Q3 2010 results for Plife:
Key Points
- DPU for the reporting quarter is 2.25 cents.
- For 3Q 2010, PLife REIT registered gross revenue of S$21.2 million, a 28.3% increase from S$16.5 million in the previous corresponding period (“3Q 2009”).
- Higher revenue for 3Q 2010 was primarily due to additional revenue contribution amounting to S$1.8 million from the Japanese properties acquired in the fourth quarter last year.
- Net property income was S$19.4 million for 3Q 2010 and S$53.9 million for YTD 2010, up 26.5% and 18.5% from 3Q 2009 and YTD 2009 respectively.
- Successfully completed the pre-emptive refinancing of its existing JPY 13.66 billion (approximately S$215.0 million) loan facilities, which constituted about 46% of the Group’s total loan portfolio.
- Effectively lengthened PLife REIT’s weighted average debt maturity period to 4.20 years with no near term refinancing requirements until FY2013.
- As at 30 September 2010, the gearing level of the Group stood at a healthy 35%.

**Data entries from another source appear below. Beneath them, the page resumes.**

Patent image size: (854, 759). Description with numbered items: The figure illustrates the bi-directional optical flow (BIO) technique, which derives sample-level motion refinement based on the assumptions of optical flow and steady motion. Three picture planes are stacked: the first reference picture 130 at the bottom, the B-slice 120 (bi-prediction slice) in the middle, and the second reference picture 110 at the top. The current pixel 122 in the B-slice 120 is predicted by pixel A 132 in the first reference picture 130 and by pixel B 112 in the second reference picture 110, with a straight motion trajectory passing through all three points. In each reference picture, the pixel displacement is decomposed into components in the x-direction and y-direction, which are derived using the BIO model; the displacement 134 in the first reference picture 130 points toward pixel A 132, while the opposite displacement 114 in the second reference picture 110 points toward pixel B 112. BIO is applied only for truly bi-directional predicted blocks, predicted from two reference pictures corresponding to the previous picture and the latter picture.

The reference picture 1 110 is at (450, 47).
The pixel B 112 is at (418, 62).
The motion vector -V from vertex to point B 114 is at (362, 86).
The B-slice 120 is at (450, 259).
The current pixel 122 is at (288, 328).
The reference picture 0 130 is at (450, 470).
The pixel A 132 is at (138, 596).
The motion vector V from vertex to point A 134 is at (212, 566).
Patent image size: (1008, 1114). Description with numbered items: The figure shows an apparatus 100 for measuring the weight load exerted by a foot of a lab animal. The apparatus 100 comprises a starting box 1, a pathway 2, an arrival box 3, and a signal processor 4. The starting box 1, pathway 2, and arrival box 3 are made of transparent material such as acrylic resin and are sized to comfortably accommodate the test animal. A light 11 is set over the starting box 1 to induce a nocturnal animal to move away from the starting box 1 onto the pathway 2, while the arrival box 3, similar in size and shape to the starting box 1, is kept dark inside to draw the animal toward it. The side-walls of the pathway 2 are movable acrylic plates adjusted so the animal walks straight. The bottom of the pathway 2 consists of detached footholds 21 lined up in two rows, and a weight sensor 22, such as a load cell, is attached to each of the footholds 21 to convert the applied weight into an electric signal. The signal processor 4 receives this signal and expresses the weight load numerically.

- The committed occupancy for the overall portfolio of 100% as at 30 September 2010.
- Adjusted NAV per unit (excluding the distributable income) of S$1.36 as at 30 September 2010.
- The Books will close from 5pm on 16 Nov 2010 for the purpose of determining Unitholders’ entitlement to the distribution.
- The distribution will be paid on 13 Dec 2010.
Author's Note
The DPU of 2.25 cents will be paid on 13 Dec 2010. Books closure is on 16 Nov 2010.
DPU was 2.090 cents in the previous quarter.